L’espoir renaît dans la course mondiale de la recherche contre le coronavirus, alors qu’un certain nombre de vaccins sont en développement, laissant entrevoir des résultats préliminaires encourageants. Sur la base de ce que l’on sait déjà, il semble probable que les vaccins les plus efficaces contre le SARS-CoV-2, ce virus qui cause la Covid-19 – nécessiteront l’usage de vaccins de rappel, et ce, peut-être régulièrement.

Qu’en est-t-il ?

Lorsqu’un germe pathogène pénètre le corps humain, notre système immunitaire enregistre l’information et le retient en mémoire, afin d’être à même de mener une contre-offensive rapide si ce germe se représente. Dans la plupart des cas d’infections virales, cette mémoire dure longtemps. Mais ce n’est pas toujours le cas.

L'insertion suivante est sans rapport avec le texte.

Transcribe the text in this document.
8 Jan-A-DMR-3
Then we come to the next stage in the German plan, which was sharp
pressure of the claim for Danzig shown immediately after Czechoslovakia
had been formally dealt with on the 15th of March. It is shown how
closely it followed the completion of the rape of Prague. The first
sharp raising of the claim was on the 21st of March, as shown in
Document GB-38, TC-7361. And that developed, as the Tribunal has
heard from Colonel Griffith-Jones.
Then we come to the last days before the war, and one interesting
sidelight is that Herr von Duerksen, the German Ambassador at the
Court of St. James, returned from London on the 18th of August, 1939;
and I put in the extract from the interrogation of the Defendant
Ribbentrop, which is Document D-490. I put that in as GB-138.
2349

Le principe qui sous-tend tous les vaccins consiste à donner au sujet une version du germe qui ne provoquera pas de maladie, mais qui s’inscrira cependant dans la mémoire de son système immunitaire. On y parvient par diverses méthodes selon la nature du virus et l’étendue de nos connaissances dudit virus.


Les deux sortes de vaccins

Certains vaccins sont fabriqués afin de neutraliser le germe pathogène de manière à le rendre sécuritaire lorsqu’il est introduit, mais qu’il soit tout de même capable de poursuivre son cycle de vie naturel. L’idée étant de stimuler une réponse proche de celle du système immunitaire naturel afin de l’inscrire dans la mémoire à long terme sans rendre le sujet malade.

C’est la base du vaccin que l’on administre contre la rougeole, les oreillons et la rubéole (RRO). Il contient les éléments vivants, mais inactivés, de chacun de ces virus. On le donne aux enfants en deux doses à quelques années d’intervalle, au cas où le vaccin ne fonctionne pas du premier coup : il faut donc le «rappeler» au bon souvenir du système immunitaire. Il ne s’agit pas dans ce cas d’un vaccin de rappel en tant que tel, mais plutôt d’une seconde dose afin d’éviter une interférence possible avec d’autres infections infantiles, et parce que le système immunitaire d’un enfant d’âge préscolaire est encore en phase de développement.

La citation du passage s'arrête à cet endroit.